Q3 FY26 numbers? Sales at ₹424.87 Cr. PAT at ₹5.77 Cr (vs ₹3.53 Cr YoY). Quarterly profit up 316% YoY.
Sounds heroic, right?
Now look at the valuation — 138 P/E. That’s “I build fighter jets” level optimism.
But the real question is this: Is this a precision-engineered aerospace story… or a valuation that already assumes we’re supplying parts to Mars?
Let’s open the hangar doors.
2. Introduction – From Tractor Pumps to Fighter Jets
Dynamatic Technologies Ltd started in 1973 making hydraulic gear pumps. Very mechanical. Very boring. Very profitable once upon a time.
Fast forward to FY24 — aerospace now contributes 36% of revenue. In FY15, it was just 16%.
That’s not evolution. That’s a career switch.

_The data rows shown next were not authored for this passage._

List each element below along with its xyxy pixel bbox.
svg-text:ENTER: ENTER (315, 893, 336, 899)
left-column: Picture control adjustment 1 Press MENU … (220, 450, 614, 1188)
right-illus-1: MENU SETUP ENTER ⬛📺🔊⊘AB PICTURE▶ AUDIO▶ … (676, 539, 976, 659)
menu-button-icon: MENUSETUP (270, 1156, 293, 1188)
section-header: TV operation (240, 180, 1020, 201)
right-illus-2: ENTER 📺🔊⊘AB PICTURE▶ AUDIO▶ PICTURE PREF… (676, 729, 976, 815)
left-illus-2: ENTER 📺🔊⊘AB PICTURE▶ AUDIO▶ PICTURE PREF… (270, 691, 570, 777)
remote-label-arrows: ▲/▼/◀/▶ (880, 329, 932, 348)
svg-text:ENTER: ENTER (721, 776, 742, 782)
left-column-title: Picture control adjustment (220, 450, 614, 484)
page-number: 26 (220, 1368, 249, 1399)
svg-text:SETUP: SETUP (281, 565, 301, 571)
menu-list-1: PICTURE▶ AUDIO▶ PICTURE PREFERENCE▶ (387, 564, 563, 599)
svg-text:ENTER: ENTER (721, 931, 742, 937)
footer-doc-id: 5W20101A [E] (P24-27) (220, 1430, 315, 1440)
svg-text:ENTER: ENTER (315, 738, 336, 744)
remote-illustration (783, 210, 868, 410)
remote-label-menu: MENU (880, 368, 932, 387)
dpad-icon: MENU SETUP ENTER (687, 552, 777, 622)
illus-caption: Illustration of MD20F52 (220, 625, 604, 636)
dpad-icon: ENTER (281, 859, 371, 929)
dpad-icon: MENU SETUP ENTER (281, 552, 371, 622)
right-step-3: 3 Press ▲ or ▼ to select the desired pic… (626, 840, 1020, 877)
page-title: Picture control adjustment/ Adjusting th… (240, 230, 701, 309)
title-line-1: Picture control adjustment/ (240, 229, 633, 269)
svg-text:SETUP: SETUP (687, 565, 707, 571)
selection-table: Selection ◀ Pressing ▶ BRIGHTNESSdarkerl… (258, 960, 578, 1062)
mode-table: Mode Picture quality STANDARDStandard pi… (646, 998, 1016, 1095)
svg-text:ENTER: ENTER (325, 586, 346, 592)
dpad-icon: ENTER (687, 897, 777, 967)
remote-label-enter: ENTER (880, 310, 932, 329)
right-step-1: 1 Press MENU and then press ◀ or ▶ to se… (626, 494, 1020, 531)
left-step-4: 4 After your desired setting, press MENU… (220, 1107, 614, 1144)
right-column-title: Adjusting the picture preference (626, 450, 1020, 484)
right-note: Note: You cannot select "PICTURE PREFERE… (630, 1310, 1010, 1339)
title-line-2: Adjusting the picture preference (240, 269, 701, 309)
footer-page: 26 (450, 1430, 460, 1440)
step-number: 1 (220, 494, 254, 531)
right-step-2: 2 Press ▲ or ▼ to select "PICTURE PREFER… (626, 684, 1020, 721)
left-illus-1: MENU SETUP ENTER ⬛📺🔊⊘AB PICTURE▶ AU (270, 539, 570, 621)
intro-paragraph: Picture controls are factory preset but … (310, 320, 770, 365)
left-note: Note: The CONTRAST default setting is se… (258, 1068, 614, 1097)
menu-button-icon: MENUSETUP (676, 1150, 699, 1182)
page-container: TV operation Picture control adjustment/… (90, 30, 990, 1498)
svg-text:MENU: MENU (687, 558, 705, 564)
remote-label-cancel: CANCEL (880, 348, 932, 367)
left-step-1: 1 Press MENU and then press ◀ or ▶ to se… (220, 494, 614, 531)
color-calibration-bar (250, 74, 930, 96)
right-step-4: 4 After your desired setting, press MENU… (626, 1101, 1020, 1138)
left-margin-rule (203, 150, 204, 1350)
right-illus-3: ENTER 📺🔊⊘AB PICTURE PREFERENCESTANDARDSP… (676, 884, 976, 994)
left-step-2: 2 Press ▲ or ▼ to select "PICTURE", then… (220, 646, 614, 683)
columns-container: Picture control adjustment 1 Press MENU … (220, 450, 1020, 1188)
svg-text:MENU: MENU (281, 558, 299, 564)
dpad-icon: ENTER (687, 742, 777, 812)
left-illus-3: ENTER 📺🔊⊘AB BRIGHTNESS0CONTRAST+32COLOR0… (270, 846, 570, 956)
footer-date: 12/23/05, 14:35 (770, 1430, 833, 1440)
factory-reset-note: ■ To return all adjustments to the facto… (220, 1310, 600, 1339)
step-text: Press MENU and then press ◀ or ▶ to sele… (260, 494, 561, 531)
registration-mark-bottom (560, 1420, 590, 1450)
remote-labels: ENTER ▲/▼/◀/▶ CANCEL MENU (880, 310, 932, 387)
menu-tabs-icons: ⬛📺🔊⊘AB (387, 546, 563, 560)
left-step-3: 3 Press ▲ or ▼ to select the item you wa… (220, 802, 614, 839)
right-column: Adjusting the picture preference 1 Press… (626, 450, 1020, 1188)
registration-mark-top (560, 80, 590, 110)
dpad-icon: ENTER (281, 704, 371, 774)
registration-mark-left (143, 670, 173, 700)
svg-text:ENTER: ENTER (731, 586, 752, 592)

The company now operates 9 manufacturing facilities across India, UK, and Germany. It serves clients like Airbus, Boeing, Dassault, HAL, BMW, Audi, John Deere — basically the guest list of a global manufacturing party.
Geographically, revenue split:
Europe (ex-UK): 37%
India: 23%
UK: 19%
US: 11%
Canada + ROW: 10%
This isn’t a domestic-only midcap. This is a globally exposed industrial manufacturer.
But here’s the contradiction:
Global clients
Defence partnerships
Aerospace expansion
Massive contracts
Yet ROE is 6.21%.
Are we looking at a company in transformation mode? Or one still learning how to convert engineering brilliance into shareholder returns?
Let’s decode.
3. Business Model – WTF Do They Even Do?
Alright, imagine three businesses living under one roof:
1️ Hydraulics (31% of FY24 revenue)
They manufacture:
Hydraulic valves
Gear pumps
Fixed displacement pumps
Fan drive systems
They hold:
80% share in Indian OEM tractor market
38% share in global tractor market
That’s serious dominance. If tractors had Instagram, this company would be verified.
2️ Metallurgy (33%)
Casting and forging of:
Intake manifolds
Exhaust manifolds
Case fronts
Clients include Audi, BMW, Daimler, Volkswagen.
Translation: They supply components that sit inside engines and silently do their job.
Not glamorous. But critical.
3️ Aerospace (36%)
Now this is where the glamour is.
They manufacture:
Wings
Rear fuselages
Ailerons
Wing flaps
Airbus A220 doors
Falcon 6X aerostructures
They’ve:
Relocated aerospace facility near Bangalore International Airport (FY24)
Entered partnership with Deutsche Aircraft for D328eco rear fuselage
Signed long-term deals for Airbus A220
Onboarded as exclusive partner for AMCA 5th-gen fighter program (via L&T-BEL consortium)
This is serious defence positioning.
But here’s your question:
If aerospace is growing… Why is ROCE still under 9%?
Are margins yet to kick in? Or is capital intensity eating returns?